海外の研究を調べてみると、フィンランドやハワイなどの調査では、非飲酒層よりも、たまに嗜む程度の低頻度飲酒層のほうが、認知障害リスクは低いという調査結果もある。飲み過ぎがよくないのは間違いないとしても、アルコールは少量であっても害であると言い切るのはいささか乱暴な段階なのもまた事実なのだ。
それよりも昨今、気になるのは、今回のように「酒で脳萎縮」という研究結果が発表されると「脳萎縮ということは認知症」「アルコールは体に悪かった」という論調一色に塗りつぶされてしまうことだ。
例えばこの世から飲酒や喫煙の習慣がなくなり、人類がいま以上の健康を手に入れたとしても、脳の萎縮や認知機能の低下はいずれ加齢によっても進むのだ。
「飲みゆにけーしょん」とか「酒は百薬の長」という言葉にも象徴されるように、酒はコミュニケーションの円滑化などQOL(※)向上に寄与してきたはずだ。嗜好品と健康にまつわる研究は、体に及ぼす機能面が中心となるのは当然だとしても、ライフスタイルとしてはどんな健康・長寿も、QOLが伴わなければ味気ないものになってしまう。
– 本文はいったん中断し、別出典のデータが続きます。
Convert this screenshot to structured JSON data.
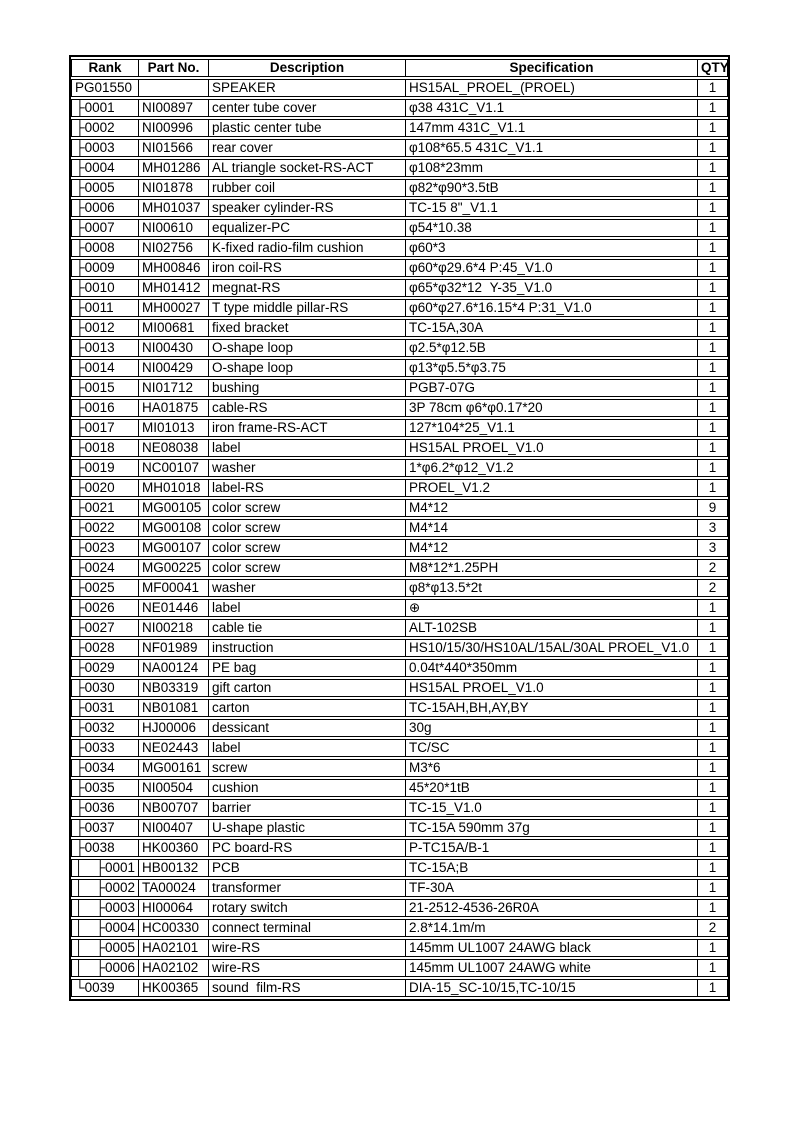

【※クオリティ・オブ・ライフの略。人生の質や社会的生活の質を指し、人がどれだけ人間らしい生活や自分らしい生活を送り、人生に幸福を見出しているかを尺度としてとらえる概念】
たばこを辞め、酒を断つ。禁欲的な暮らしで健康長寿を追い求めても、いずれ加齢は身体や脳の機能を衰えさせていく。充実した「QOL」とは一体どういうものなのだろうか。きっとそこにわかりやすいたったひとつの「正解」はない。